1997年12月19日午後4時13分(日本時間同6時13分)頃、インドネシア・ジャカルタ発シンガポール行きシルクエア185便ボーイング737-36N(9V-TRF)が、巡航中にインドネシア・スマトラ島南部パレンバンの北北東約55Kmのスンサン村付近のムシ川流域に墜落した。
この事故で日本人2名を含む、乗員7名、乗客97名、計104名全員が死亡した。
事故機は午後3時37分に機長の操縦でジャカルタ・スカルノハッタ国際空港を離陸した。高度35000ftを巡航中にメイデイの通報もないまま急降下して墜落した。事故機は計器飛行方式で飛行していたが、事故当時の天候は良好で有視界気象状態をも満たしていた。
事故機の残骸は尾部を除いた大部分がムシ川の川底に埋まった状態であったが、残骸の回収作業により総重量の73%の残骸を回収した。しかし、残骸は細かく破壊され、コックピットボイスレコーダー、フライトデータレコーダーも墜落直前には機能を停止していたため、困難で地道な事故調査活動が展開された。
事故調査の結果、午後4時5分にコックピットボイスレコーダーが録音を停止し、午後4時11分27秒にはフライトデータレコーダーも記録を停止したこと、事故機は午後4時12分18秒頃に急降下を開始するまで高度35000ftを維持していたこと、墜落直前に右主翼と方向舵の一部が事故機から脱落していたことなどが分かった。
事故調査の過程でインドネシアの事故調査委員会(NTSC)は、証拠は不十分であるが、本件事故の原因となりうる事柄を発見したが、アメリカ国家運輸安全委員会(NTSB)は、この仮説に強く反発したと伝えられる。結局、NTSCは事故調査報告書において高度35000ftからの逸脱の理由とブラックボックスの機能停止の理由は明らかにならなかったとし、原因不明の結論をとったが、NTSBは、事故機は手動操縦で機首下げが維持されていたこと、コックピットボイスレコーダーが意図的に作動しないようにされていたこと、急降下に陥った後も異常な姿勢からの回復は可能であったが試みていないこと、急降下は副操縦士よりも機長により行われた可能性が高いことなどを意見として主張した。NTSBは自殺という言葉こそ用いなかったが、事故は機長の意図的な行動の結果であると述べ、機械的な故障や誤作動の可能性を否定した。

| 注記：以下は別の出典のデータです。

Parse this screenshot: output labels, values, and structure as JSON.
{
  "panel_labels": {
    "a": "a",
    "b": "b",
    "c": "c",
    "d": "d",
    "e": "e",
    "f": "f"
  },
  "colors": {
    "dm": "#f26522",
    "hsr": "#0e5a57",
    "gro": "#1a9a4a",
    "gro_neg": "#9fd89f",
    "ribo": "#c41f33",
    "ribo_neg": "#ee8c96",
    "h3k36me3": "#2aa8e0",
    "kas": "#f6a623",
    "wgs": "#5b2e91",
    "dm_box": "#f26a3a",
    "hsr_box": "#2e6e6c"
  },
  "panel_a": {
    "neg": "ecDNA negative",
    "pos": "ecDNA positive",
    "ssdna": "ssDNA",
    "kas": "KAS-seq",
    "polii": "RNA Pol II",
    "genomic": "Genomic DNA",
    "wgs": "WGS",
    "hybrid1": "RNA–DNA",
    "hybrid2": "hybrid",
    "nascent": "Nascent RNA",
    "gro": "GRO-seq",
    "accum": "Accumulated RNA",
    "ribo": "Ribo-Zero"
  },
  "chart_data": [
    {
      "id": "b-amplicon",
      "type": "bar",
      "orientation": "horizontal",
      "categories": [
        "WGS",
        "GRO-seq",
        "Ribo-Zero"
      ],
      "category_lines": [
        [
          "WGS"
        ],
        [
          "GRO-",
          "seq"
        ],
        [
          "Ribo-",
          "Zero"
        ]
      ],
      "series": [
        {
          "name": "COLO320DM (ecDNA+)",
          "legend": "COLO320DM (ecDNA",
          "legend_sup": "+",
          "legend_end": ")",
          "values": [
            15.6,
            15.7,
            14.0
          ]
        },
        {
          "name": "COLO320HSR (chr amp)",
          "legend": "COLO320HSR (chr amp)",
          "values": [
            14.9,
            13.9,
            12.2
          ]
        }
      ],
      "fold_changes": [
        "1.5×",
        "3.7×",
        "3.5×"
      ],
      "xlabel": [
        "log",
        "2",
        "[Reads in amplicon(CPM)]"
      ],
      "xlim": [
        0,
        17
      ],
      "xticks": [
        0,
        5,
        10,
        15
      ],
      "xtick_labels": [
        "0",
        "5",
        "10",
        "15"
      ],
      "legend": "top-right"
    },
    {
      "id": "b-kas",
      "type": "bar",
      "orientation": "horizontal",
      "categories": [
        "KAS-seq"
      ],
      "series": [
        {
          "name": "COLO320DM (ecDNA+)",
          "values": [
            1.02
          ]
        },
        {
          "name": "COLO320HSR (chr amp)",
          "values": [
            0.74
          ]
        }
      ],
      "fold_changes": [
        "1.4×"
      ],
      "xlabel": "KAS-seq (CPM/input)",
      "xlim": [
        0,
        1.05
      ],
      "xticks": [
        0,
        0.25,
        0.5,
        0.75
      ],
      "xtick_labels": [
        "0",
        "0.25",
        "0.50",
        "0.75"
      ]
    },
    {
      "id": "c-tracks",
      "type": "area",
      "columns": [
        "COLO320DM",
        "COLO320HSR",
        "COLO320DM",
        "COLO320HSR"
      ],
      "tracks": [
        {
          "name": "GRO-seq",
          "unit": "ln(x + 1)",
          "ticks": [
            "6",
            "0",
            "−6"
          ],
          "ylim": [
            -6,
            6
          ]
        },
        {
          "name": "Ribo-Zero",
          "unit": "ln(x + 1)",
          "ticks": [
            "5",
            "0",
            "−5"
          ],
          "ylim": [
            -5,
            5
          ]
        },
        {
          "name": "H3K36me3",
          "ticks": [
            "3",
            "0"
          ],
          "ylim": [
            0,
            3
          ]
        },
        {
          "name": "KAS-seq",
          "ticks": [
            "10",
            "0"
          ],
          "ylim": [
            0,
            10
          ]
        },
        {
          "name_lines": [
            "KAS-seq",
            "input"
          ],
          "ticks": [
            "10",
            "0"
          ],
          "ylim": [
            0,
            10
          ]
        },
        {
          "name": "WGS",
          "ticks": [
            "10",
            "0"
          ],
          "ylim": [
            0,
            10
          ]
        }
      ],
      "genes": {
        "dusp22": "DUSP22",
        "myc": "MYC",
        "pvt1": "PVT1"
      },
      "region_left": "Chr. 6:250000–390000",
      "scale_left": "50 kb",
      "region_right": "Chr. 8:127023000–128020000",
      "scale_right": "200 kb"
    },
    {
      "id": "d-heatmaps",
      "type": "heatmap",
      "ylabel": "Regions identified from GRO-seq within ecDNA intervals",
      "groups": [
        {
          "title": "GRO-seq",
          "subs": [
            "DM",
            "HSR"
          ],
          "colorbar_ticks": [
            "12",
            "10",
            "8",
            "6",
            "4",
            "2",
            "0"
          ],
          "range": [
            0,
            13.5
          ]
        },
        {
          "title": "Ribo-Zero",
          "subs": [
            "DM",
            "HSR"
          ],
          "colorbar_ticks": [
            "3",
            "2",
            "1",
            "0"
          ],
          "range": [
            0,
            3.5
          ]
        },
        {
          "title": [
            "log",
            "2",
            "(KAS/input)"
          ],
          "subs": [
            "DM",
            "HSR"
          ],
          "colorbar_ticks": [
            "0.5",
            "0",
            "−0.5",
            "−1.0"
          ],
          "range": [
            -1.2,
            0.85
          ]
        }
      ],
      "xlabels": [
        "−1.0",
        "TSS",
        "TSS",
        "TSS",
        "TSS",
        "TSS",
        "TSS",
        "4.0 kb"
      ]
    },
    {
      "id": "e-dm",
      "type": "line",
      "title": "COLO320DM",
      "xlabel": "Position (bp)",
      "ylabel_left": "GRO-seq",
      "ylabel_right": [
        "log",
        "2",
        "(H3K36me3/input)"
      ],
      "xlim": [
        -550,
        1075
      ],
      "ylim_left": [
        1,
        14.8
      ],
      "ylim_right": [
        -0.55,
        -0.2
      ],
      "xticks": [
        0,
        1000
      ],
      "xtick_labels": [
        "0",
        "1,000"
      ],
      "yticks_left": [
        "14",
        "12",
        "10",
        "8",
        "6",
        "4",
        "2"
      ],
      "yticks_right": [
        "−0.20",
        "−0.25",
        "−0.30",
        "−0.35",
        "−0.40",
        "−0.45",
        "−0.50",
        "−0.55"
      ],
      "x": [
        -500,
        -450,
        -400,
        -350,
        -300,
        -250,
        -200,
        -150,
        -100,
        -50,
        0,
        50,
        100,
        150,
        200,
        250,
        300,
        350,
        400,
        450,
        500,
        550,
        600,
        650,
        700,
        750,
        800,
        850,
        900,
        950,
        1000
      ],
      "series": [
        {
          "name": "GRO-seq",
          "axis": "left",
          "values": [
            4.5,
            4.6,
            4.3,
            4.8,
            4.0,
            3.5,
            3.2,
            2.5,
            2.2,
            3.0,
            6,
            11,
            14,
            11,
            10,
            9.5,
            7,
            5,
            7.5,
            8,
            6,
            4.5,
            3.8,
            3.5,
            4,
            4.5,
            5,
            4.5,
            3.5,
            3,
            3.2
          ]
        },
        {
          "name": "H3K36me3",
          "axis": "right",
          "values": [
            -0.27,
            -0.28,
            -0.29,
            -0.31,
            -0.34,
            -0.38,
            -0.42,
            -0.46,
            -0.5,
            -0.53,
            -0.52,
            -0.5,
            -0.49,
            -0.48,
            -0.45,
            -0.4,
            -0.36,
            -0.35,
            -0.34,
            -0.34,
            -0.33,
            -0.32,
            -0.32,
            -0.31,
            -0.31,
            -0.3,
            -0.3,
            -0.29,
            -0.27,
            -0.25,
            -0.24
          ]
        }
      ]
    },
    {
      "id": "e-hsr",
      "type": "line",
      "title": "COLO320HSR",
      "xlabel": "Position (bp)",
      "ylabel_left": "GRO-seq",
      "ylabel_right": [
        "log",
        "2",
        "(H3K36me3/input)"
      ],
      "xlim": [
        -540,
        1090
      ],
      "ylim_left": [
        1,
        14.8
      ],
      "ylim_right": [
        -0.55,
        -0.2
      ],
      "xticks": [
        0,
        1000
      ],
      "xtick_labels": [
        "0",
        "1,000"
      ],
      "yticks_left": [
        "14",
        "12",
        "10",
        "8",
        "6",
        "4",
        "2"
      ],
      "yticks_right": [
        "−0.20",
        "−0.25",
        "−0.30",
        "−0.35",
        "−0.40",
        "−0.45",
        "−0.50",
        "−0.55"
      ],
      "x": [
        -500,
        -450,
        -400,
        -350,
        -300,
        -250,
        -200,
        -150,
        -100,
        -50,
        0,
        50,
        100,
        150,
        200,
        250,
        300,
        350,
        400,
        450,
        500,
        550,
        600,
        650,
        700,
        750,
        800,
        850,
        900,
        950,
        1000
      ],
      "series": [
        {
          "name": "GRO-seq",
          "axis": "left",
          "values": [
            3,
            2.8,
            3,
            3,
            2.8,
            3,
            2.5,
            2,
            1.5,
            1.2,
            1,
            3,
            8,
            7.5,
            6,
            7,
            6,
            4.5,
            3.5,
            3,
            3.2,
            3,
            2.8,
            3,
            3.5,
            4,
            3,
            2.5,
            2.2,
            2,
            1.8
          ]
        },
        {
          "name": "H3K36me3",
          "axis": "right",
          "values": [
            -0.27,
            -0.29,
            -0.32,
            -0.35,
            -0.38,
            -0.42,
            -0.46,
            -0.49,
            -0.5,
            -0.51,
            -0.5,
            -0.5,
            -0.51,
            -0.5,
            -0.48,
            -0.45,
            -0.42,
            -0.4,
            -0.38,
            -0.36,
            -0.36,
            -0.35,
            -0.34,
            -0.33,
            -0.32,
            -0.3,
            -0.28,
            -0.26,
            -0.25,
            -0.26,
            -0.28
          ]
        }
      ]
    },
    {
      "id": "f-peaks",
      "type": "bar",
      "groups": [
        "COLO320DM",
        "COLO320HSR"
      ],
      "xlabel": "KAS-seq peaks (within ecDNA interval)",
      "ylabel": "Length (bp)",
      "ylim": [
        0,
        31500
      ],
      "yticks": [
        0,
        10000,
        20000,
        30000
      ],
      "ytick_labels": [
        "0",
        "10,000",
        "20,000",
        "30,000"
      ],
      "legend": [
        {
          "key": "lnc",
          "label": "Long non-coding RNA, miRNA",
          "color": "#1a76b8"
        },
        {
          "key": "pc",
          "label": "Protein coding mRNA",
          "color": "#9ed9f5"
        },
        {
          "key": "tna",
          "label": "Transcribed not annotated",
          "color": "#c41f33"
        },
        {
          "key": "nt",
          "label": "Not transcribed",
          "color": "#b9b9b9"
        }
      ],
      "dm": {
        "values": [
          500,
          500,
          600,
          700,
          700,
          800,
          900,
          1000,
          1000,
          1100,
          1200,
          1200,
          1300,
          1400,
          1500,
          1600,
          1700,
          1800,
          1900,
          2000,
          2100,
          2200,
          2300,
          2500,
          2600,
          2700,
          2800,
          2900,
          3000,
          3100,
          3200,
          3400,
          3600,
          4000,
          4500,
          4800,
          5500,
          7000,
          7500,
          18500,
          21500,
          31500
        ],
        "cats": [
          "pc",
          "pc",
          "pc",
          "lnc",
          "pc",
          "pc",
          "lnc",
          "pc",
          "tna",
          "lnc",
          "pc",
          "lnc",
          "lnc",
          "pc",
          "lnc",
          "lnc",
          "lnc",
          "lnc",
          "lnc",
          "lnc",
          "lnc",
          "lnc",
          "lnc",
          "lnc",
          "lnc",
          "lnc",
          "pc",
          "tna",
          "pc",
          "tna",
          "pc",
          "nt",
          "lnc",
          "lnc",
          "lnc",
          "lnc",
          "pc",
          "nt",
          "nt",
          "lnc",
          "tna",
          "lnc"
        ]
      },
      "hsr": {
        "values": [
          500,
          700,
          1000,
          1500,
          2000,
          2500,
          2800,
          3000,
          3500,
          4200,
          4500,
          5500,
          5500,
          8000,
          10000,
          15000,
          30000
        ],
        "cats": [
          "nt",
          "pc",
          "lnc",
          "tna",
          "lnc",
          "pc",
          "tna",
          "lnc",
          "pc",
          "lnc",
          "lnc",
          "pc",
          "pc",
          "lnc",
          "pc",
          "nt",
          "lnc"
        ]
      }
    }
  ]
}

NTSBによって示唆された機長自殺企図説によれば、機長は、副操縦士がコックピットを離れたすきに自殺を図る目的でコックピットボイスレコーダーとフライトデーターレコーダーをオフにし意図的に急降下を行ったことになる。機長は、とりわけ事故前の約6ヶ月間にわたり、いくつもの仕事関係の悩みを抱え、事故当時は経済的にも著しく困難な状況にあり、この点はインドネシアの事故調査担当者らの間でも議論の対象となった。また、機長の経歴において、事故当日は重要な意味を持っていた。1979年のこの日、彼は当時所属していた空軍の編隊飛行訓練に飛び立つ予定であったが、彼の航空機だけが故障のために飛行できず、他の僚機3機は訓練飛行に飛び立っていた。僚機3機は山岳地帯で悪天候に遭遇して全機墜落し、搭乗していた全員が死亡した。
なお、アメリカ連邦航空局(FAA)は、本件事故の発生を受けて1998年1月8日付で、1995年9月20日以降にボーイング737の新造機を受領した航空会社に対し水平安定板の全てのファスナーとエレベーターアタッチメントフィッティングボルトが適切な場所に取り付けられているかを24時間以内か5飛行回数以内に点検することを要求する耐空性改善命令(AD)を発行した。
事故機は1997年2月に納入されたばかりの新造機であった。